The CHIPS and Science ACT, signed into law on August 9th, is a bipartisan effort to provide federal funding to encourage the construction of U.S. microprocessor manufacturing facilities. Steven Hill, President, Semiconductor Business Unit at Technetics Semi, spoke with Global Semiconductor Alliance’s CEO, Jodi Shelton, on how this law will impact semiconductor manufacturing in the U.S. and globally.
Before the CHIPS and Science ACT, the U.S. lagged behind other major players in the semiconductor industry, countries such as China and Taiwan, something Shelton and Hill hoped would change now that the act is the law. The law provides $39 billion to help fund semiconductor manufacturing in the U.S. “The CHIPS Act is not specific to U.S. companies,” Hill said. “It’s for the key players in the industry. Companies like TSMC and Samsung are included, not only Intel, global foundries, Micron, Wolfspeed will benefit.”
The semiconductor ecosystem is a complex web of innovation and technology that plays a significant role in the world economy, and it’s an exciting time for the U.S. to up its game. “It’s amazing the amount of applications that semiconductor devices go in today,” Hill said. “When you think about EVs and autonomous driving, and you talk about the cloud, the cloud’s enabled by semiconductor devices. So, high-performance computing, data centers, there are so many applications for semiconductor devices.”

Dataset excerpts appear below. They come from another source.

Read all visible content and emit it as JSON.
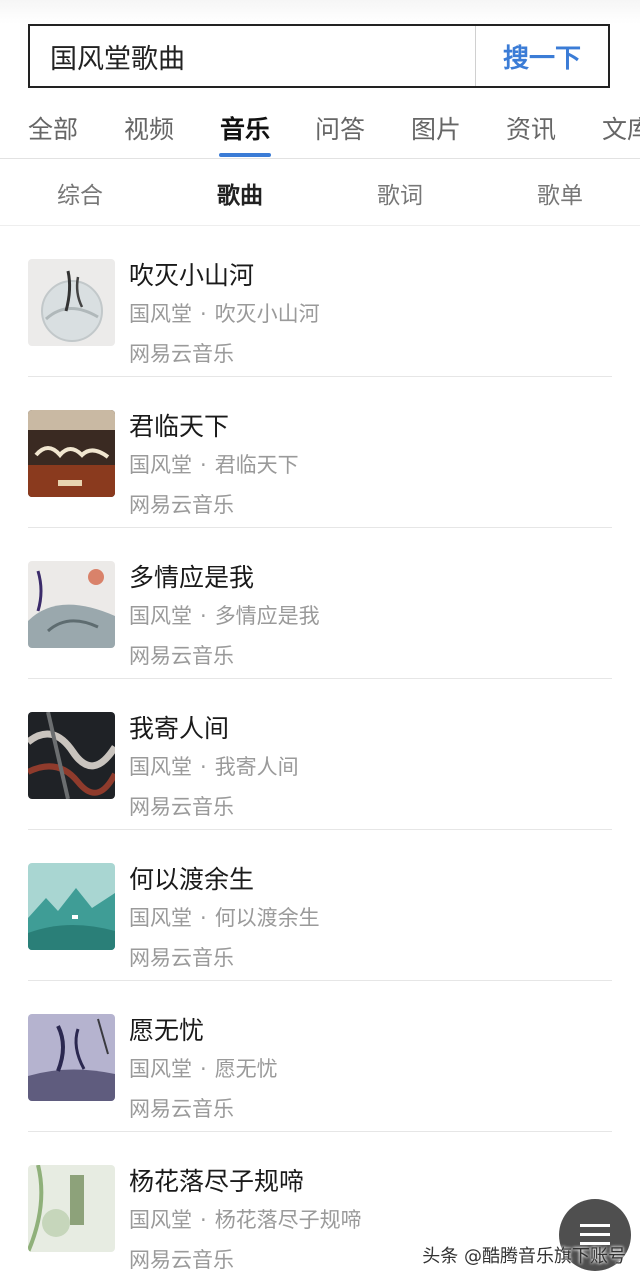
{
  "search": {
    "query": "国风堂歌曲",
    "button_label": "搜一下"
  },
  "tabs": [
    "全部",
    "视频",
    "音乐",
    "问答",
    "图片",
    "资讯",
    "文库"
  ],
  "subtabs": [
    "综合",
    "歌曲",
    "歌词",
    "歌单"
  ],
  "separator": "·",
  "songs": [
    {
      "title": "吹灭小山河",
      "artist": "国风堂",
      "album": "吹灭小山河",
      "source": "网易云音乐"
    },
    {
      "title": "君临天下",
      "artist": "国风堂",
      "album": "君临天下",
      "source": "网易云音乐"
    },
    {
      "title": "多情应是我",
      "artist": "国风堂",
      "album": "多情应是我",
      "source": "网易云音乐"
    },
    {
      "title": "我寄人间",
      "artist": "国风堂",
      "album": "我寄人间",
      "source": "网易云音乐"
    },
    {
      "title": "何以渡余生",
      "artist": "国风堂",
      "album": "何以渡余生",
      "source": "网易云音乐"
    },
    {
      "title": "愿无忧",
      "artist": "国风堂",
      "album": "愿无忧",
      "source": "网易云音乐"
    },
    {
      "title": "杨花落尽子规啼",
      "artist": "国风堂",
      "album": "杨花落尽子规啼",
      "source": "网易云音乐"
    }
  ],
  "fab_icon": "menu-icon",
  "watermark": "头条 @酷腾音乐旗下账号",
  "colors": {
    "accent": "#3b7cd6",
    "muted": "#9a9a9a"
  }
}
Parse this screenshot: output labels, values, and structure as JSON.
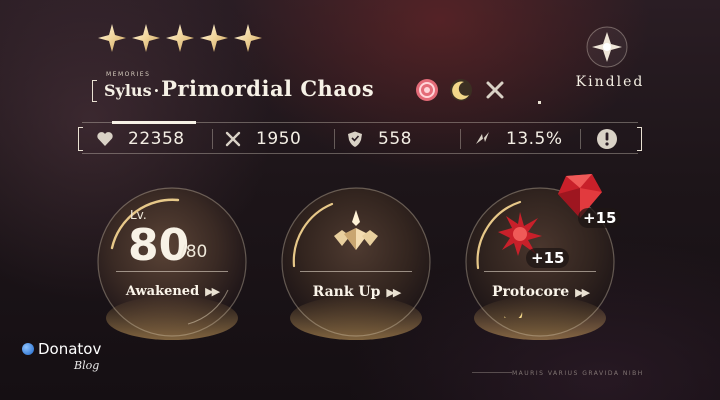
{
  "header": {
    "stars_count": 5,
    "memories_tag": "MEMORIES",
    "character": "Sylus",
    "separator": "·",
    "card_title": "Primordial Chaos",
    "type_icons": [
      "solar-pink-icon",
      "moon-icon",
      "crossed-blades-icon"
    ]
  },
  "status": {
    "icon": "kindled-crystal-icon",
    "label": "Kindled"
  },
  "stats": [
    {
      "icon": "hp-heart-icon",
      "value": "22358"
    },
    {
      "icon": "attack-swords-icon",
      "value": "1950"
    },
    {
      "icon": "defense-shield-icon",
      "value": "558"
    },
    {
      "icon": "crit-rate-icon",
      "value": "13.5%"
    }
  ],
  "info_icon": "info-exclamation-icon",
  "orbs": {
    "awakened": {
      "lv_label": "Lv.",
      "level": "80",
      "max": "/80",
      "label": "Awakened",
      "arrows": "▶▶"
    },
    "rank_up": {
      "label": "Rank Up",
      "arrows": "▶▶",
      "icon": "rank-crystal-icon"
    },
    "protocore": {
      "label": "Protocore",
      "arrows": "▶▶",
      "top_plus": "+15",
      "bottom_plus": "+15"
    }
  },
  "footer": {
    "motto": "MAURIS VARIUS GRAVIDA NIBH"
  },
  "watermark": {
    "brand": "Donatov",
    "sub": "Blog"
  },
  "colors": {
    "accent_gold": "#d6a862",
    "text_light": "#f3eee4",
    "gem_red": "#c8202a"
  }
}
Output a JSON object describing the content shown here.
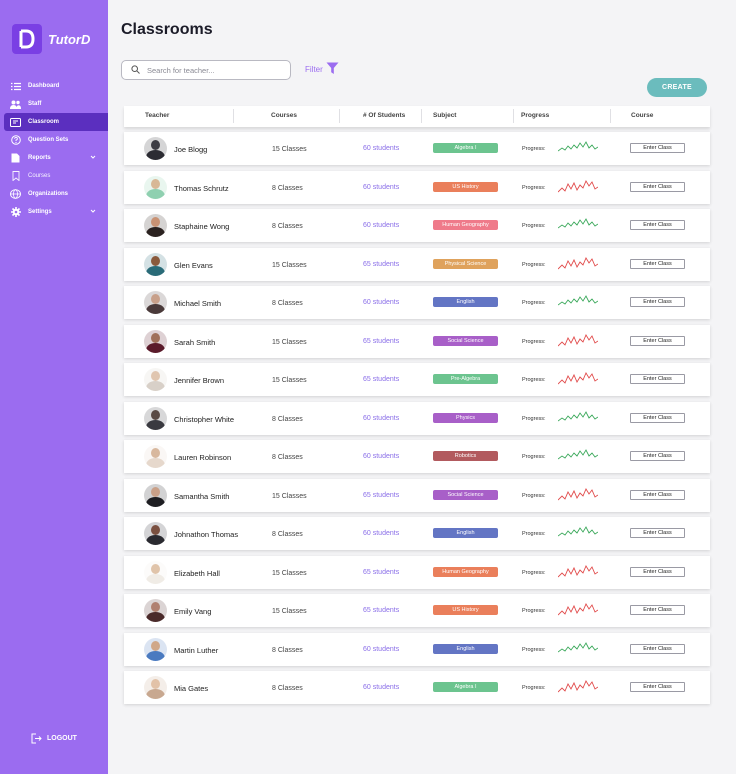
{
  "app": {
    "logo_text": "TutorD"
  },
  "sidebar": {
    "items": [
      {
        "label": "Dashboard",
        "icon": "list-icon",
        "active": false,
        "sub": false,
        "caret": false
      },
      {
        "label": "Staff",
        "icon": "users-icon",
        "active": false,
        "sub": false,
        "caret": false
      },
      {
        "label": "Classroom",
        "icon": "classroom-icon",
        "active": true,
        "sub": false,
        "caret": false
      },
      {
        "label": "Question Sets",
        "icon": "question-icon",
        "active": false,
        "sub": false,
        "caret": false
      },
      {
        "label": "Reports",
        "icon": "report-icon",
        "active": false,
        "sub": false,
        "caret": true
      },
      {
        "label": "Courses",
        "icon": "bookmark-icon",
        "active": false,
        "sub": true,
        "caret": false
      },
      {
        "label": "Organizations",
        "icon": "globe-icon",
        "active": false,
        "sub": false,
        "caret": false
      },
      {
        "label": "Settings",
        "icon": "gear-icon",
        "active": false,
        "sub": false,
        "caret": true
      }
    ],
    "logout_label": "LOGOUT"
  },
  "main": {
    "title": "Classrooms",
    "search_placeholder": "Search for teacher...",
    "filter_label": "Filter",
    "create_label": "CREATE",
    "columns": [
      "Teacher",
      "Courses",
      "# Of Students",
      "Subject",
      "Progress",
      "Course"
    ],
    "rows": [
      {
        "teacher": "Joe Blogg",
        "courses": "15 Classes",
        "students": "60 students",
        "subject": "Algebra I",
        "subject_color": "#6cc48f",
        "progress_label": "Progress:",
        "trend": "up",
        "action": "Enter Class",
        "skin": "#3d3d44",
        "shirt": "#2c2c33"
      },
      {
        "teacher": "Thomas Schrutz",
        "courses": "8 Classes",
        "students": "60 students",
        "subject": "US History",
        "subject_color": "#ea7f5b",
        "progress_label": "Progress:",
        "trend": "down",
        "action": "Enter Class",
        "skin": "#d8b896",
        "shirt": "#8fd0b0"
      },
      {
        "teacher": "Staphaine Wong",
        "courses": "8 Classes",
        "students": "60 students",
        "subject": "Human Geography",
        "subject_color": "#ef7a8a",
        "progress_label": "Progress:",
        "trend": "up",
        "action": "Enter Class",
        "skin": "#c99274",
        "shirt": "#2b2220"
      },
      {
        "teacher": "Glen Evans",
        "courses": "15 Classes",
        "students": "65 students",
        "subject": "Physical Science",
        "subject_color": "#dfa25c",
        "progress_label": "Progress:",
        "trend": "down",
        "action": "Enter Class",
        "skin": "#8a5a3c",
        "shirt": "#2a6b78"
      },
      {
        "teacher": "Michael Smith",
        "courses": "8 Classes",
        "students": "60 students",
        "subject": "English",
        "subject_color": "#6375c4",
        "progress_label": "Progress:",
        "trend": "up",
        "action": "Enter Class",
        "skin": "#c8a08a",
        "shirt": "#4a3a3a"
      },
      {
        "teacher": "Sarah Smith",
        "courses": "15 Classes",
        "students": "65 students",
        "subject": "Social Science",
        "subject_color": "#a85fc8",
        "progress_label": "Progress:",
        "trend": "down",
        "action": "Enter Class",
        "skin": "#a0705a",
        "shirt": "#5a1a2a"
      },
      {
        "teacher": "Jennifer Brown",
        "courses": "15 Classes",
        "students": "65 students",
        "subject": "Pre-Algebra",
        "subject_color": "#6cc48f",
        "progress_label": "Progress:",
        "trend": "down",
        "action": "Enter Class",
        "skin": "#e0c6b0",
        "shirt": "#d8d0c8"
      },
      {
        "teacher": "Christopher White",
        "courses": "8 Classes",
        "students": "60 students",
        "subject": "Physics",
        "subject_color": "#a85fc8",
        "progress_label": "Progress:",
        "trend": "up",
        "action": "Enter Class",
        "skin": "#5a4a44",
        "shirt": "#3a3a40"
      },
      {
        "teacher": "Lauren Robinson",
        "courses": "8 Classes",
        "students": "60 students",
        "subject": "Robotics",
        "subject_color": "#b25a5e",
        "progress_label": "Progress:",
        "trend": "up",
        "action": "Enter Class",
        "skin": "#d8b89e",
        "shirt": "#e6d8cc"
      },
      {
        "teacher": "Samantha Smith",
        "courses": "15 Classes",
        "students": "65 students",
        "subject": "Social Science",
        "subject_color": "#a85fc8",
        "progress_label": "Progress:",
        "trend": "down",
        "action": "Enter Class",
        "skin": "#c9a088",
        "shirt": "#1e1e22"
      },
      {
        "teacher": "Johnathon Thomas",
        "courses": "8 Classes",
        "students": "60 students",
        "subject": "English",
        "subject_color": "#6375c4",
        "progress_label": "Progress:",
        "trend": "up",
        "action": "Enter Class",
        "skin": "#7a5040",
        "shirt": "#2a2a30"
      },
      {
        "teacher": "Elizabeth Hall",
        "courses": "15 Classes",
        "students": "65 students",
        "subject": "Human Geography",
        "subject_color": "#ea7f5b",
        "progress_label": "Progress:",
        "trend": "down",
        "action": "Enter Class",
        "skin": "#e0c4aa",
        "shirt": "#f0ece6"
      },
      {
        "teacher": "Emily Vang",
        "courses": "15 Classes",
        "students": "65 students",
        "subject": "US History",
        "subject_color": "#ea7f5b",
        "progress_label": "Progress:",
        "trend": "down",
        "action": "Enter Class",
        "skin": "#b08070",
        "shirt": "#4a2a2a"
      },
      {
        "teacher": "Martin Luther",
        "courses": "8 Classes",
        "students": "60 students",
        "subject": "English",
        "subject_color": "#6375c4",
        "progress_label": "Progress:",
        "trend": "up",
        "action": "Enter Class",
        "skin": "#d0a88a",
        "shirt": "#4a7ac0"
      },
      {
        "teacher": "Mia Gates",
        "courses": "8 Classes",
        "students": "60 students",
        "subject": "Algebra I",
        "subject_color": "#6cc48f",
        "progress_label": "Progress:",
        "trend": "down",
        "action": "Enter Class",
        "skin": "#e2c2a8",
        "shirt": "#c8a890"
      }
    ]
  }
}
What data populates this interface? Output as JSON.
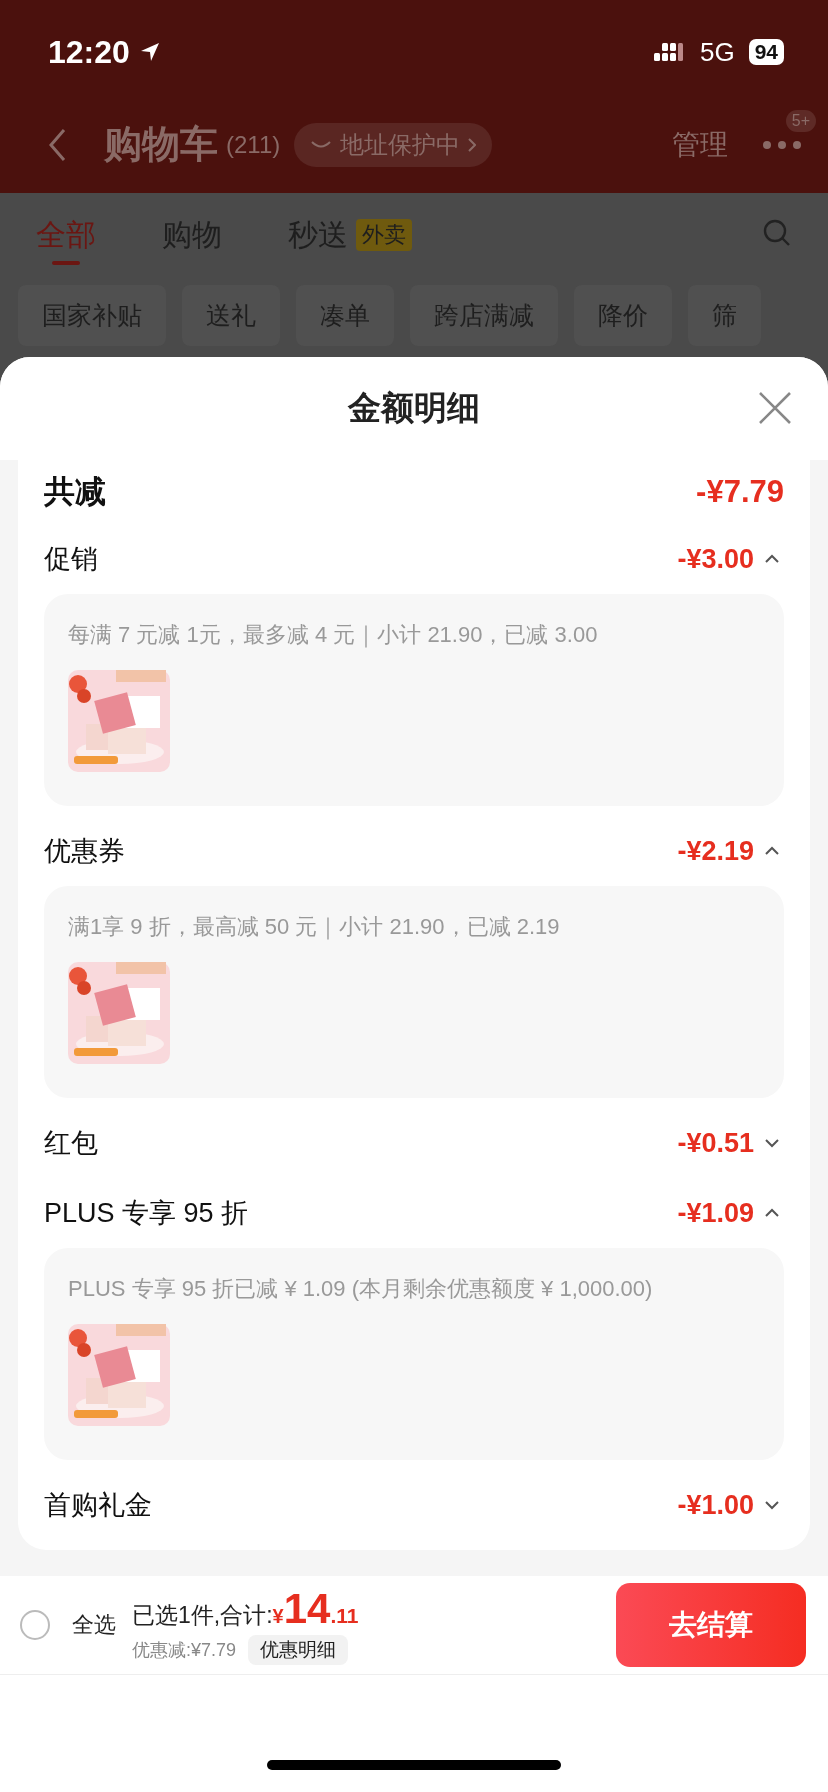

Because of all the applications requiring state-of-the-art semiconductors, a more developed workforce is needed to grow this business, which is predicted to grow to more than a trillion dollars over the next several years. “We have to attract talent to this industry,” Shelton said. “We have to take advantage of being in the spotlight and get those kids in universities focused on an engineering degree, and it’s hard to do that, but we must encourage them. At the end of the day, this is an amazing industry to be part of.”